Todo esto, para R., muestra sólo la “profunda inconsecuencia del autor (p. 55).
La crítica enciniana del modelo político
liberal y del modelo educacional chileno –aunque tuviera “el valor de referirse a problemas que son reales” (!), admite R.-, era en el
fondo, “una crítica del grado mínimo de apertura que el sistema de dominación
tradicional iba tolerando (...) y que iba a
beneficiar sobre todo a los sectores medios y populares de la sociedad” (p.57).
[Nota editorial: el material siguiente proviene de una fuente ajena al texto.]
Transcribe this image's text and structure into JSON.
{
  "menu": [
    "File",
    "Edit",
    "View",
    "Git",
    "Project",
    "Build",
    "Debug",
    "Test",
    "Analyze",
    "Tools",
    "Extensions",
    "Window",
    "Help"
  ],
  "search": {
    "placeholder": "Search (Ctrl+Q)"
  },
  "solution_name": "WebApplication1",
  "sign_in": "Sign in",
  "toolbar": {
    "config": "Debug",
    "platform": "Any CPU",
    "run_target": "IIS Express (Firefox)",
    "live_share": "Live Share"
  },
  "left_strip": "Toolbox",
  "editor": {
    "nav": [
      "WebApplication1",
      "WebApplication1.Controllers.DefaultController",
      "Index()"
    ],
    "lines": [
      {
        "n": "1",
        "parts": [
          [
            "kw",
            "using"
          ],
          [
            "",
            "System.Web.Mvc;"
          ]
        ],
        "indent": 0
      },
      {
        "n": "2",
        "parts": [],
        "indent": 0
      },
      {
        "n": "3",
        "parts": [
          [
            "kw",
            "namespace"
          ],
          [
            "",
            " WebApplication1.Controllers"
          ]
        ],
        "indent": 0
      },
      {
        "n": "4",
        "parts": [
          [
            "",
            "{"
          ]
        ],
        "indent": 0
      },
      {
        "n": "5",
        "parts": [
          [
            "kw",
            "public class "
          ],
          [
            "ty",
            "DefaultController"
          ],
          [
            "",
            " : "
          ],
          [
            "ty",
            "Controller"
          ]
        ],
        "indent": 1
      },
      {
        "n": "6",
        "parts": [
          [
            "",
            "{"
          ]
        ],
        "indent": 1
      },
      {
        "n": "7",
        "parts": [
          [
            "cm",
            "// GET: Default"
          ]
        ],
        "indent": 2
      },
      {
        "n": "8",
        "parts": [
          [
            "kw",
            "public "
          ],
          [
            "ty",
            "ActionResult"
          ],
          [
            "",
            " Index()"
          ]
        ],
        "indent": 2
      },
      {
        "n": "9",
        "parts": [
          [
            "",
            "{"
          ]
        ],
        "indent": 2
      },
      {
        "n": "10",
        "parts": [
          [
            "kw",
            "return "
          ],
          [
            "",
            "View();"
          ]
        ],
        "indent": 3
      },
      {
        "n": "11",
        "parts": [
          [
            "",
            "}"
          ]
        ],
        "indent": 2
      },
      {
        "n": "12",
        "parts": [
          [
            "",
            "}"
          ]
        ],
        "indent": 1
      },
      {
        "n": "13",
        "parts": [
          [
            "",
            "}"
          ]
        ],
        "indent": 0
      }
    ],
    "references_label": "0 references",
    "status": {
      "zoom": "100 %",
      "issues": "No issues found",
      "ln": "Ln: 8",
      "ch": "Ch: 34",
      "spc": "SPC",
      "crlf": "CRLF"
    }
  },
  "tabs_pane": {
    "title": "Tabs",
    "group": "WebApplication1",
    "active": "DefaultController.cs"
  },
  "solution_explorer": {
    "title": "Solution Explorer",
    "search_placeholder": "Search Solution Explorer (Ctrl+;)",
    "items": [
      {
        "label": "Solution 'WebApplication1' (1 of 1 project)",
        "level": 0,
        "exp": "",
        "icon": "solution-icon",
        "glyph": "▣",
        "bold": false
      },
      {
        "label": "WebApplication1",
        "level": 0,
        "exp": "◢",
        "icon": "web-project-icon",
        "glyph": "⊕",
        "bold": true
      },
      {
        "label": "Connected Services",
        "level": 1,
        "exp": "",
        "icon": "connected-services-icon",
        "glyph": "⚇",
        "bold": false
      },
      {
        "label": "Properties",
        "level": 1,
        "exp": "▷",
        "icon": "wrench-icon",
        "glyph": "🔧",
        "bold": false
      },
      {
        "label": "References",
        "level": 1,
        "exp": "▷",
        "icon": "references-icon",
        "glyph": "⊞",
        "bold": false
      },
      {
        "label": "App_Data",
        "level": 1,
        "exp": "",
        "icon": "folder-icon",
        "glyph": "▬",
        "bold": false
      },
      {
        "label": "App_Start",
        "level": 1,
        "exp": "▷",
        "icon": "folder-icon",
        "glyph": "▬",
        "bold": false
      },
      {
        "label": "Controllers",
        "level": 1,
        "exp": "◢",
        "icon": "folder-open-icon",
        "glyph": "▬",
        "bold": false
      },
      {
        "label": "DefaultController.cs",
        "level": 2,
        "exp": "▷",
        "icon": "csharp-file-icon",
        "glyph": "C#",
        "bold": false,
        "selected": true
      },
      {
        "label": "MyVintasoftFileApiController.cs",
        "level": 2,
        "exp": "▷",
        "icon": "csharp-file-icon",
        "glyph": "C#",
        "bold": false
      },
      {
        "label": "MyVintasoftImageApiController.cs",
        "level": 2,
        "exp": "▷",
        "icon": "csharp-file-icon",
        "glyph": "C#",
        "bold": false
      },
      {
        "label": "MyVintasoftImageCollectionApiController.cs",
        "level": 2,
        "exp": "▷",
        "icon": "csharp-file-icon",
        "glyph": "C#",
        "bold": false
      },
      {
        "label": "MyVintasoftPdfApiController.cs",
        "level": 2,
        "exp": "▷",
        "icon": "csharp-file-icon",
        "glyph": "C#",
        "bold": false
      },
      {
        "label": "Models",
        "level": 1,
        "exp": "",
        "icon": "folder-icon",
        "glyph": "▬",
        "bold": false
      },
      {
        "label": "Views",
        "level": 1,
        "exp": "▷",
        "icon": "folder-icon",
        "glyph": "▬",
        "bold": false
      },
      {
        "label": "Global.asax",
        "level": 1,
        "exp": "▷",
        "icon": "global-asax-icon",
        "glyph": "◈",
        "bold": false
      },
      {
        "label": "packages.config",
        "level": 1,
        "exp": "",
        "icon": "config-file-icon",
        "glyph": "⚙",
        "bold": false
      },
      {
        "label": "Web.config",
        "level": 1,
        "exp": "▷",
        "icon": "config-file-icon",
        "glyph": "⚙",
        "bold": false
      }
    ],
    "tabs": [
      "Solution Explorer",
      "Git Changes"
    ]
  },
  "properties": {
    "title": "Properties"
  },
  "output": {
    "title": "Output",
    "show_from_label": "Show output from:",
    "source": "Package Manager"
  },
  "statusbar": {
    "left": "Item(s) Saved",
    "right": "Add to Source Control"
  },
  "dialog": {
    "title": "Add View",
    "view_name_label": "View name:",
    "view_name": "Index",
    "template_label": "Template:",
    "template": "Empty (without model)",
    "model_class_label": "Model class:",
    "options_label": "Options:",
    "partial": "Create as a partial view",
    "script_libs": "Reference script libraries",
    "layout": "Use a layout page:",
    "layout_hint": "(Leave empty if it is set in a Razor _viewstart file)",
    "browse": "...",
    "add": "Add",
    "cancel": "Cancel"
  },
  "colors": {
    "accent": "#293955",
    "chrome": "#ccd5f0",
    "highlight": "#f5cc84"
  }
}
Mas, ¿no son estos sectores los que hubiera resultado más beneficiados de una
reforma educacional que desarrollase las aptitudes económicas? Las ideas de
Encina sobre educación son parte de un debate que se ha mantenido a lo largo
del siglo, en el cual el liceo “humanístico” ha sido objeto de fuertes
críticas, no siempre de parte de personalidades “conservadoras” o “nacionalistas”[8].
La conclusión de R. es que la única solución que admite el diagnóstico de
Encina es “la liquidación del avance democrático, la que coincide con la
orientación política fundamental del proyecto del nacionalismo chileno de la época” (p. 57). Pero no es
la conclusión de Encina; por el contrario,
el proyecto político de éste, que es parte del proyecto del Partido Nacionalista a que contribuyó a
dar vida en 1914, se mantenía dentro de las coordenadas del liberalismo
democrático. Con su programa de robustecimiento del Ejecutivo, en favor de un
gobierno eficiente; de protección a la industria nacional y de nacionalización
de ciertas actividades económicas en manos de capital extranjero; de unión económica hispanoamericana y
de protección de las clases trabajadoras, ese partido, lejos de ser “conservador”
era el más “moderno” y “progresista” de los partidos políticos chilenos[9].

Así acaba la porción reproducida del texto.